Photograph: The Brampton Tennis Club in 1912 with the Haggert Foundry at the corner of George Street and Nelson Street in the background. Source: "What’s All the Racquet?" published by the BTC, Eva Andrews editor, 1988, p.41.

Thanks to the efforts of numerous Club members over the years the popularity of tennis has grown in Brampton and our Club has become a significant landmark on the local sports scene.

Three Club members – Amblo Wilby, Ralph Adsetts and Cecil Stokoe were officially recognized by the City for all their efforts and were inducted into the City of Brampton Sports Hall of Fame. Plaques to commemorate Amblo, Ralph and Cecil can be found in the Clubhouse. Recently, Bruce Carruthers and Bobby Mahal were recognized by the City and their plaques can be seen on our Clubhouse wall.

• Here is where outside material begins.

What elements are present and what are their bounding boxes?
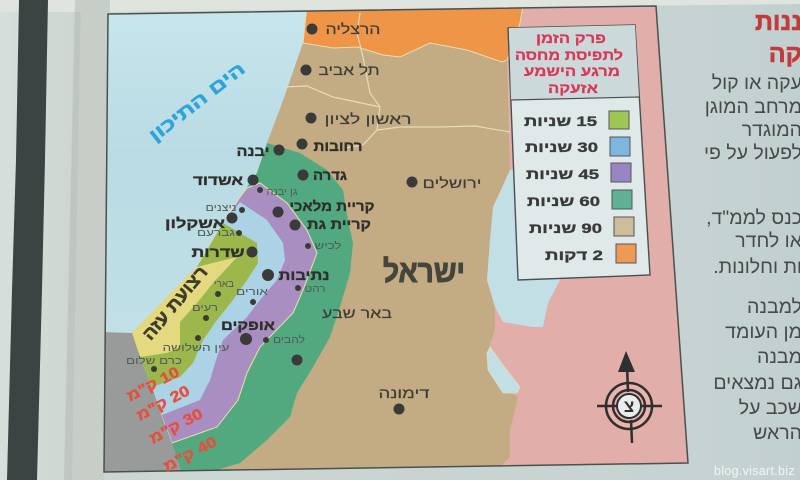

Over the years hundreds of players have learned the game at the Club through well-designed lessons offered by excellent coaches. And while most simply enjoyed recreational tennis, others with a more competitive nature took their game to a higher level. Some former members of the Brampton Tennis Club have even competed internationally; the best known is Jill Hetherington who played in professional tournaments worldwide including Wimbledon.

Today the Club continues to grow with over 400 members and numerous programs for all ages and interests.

For those interested in more information about the Club’s history, a wonderful book full of interesting facts was published in 1988. “What’s All The Racquet?” was edited by Eva Andrews with contributions from several long-time members. Although currently out-of-print, copies are available at the Brampton library and Region of Peel Archives.


Photograph: "Mrs. Jean (Anderson) Lawson and Alistair Murray on grass court on Jim Cooper’s property" at the corner of Main St. North and Lorne Street. Source: "What’s All the Racquet?", p.6.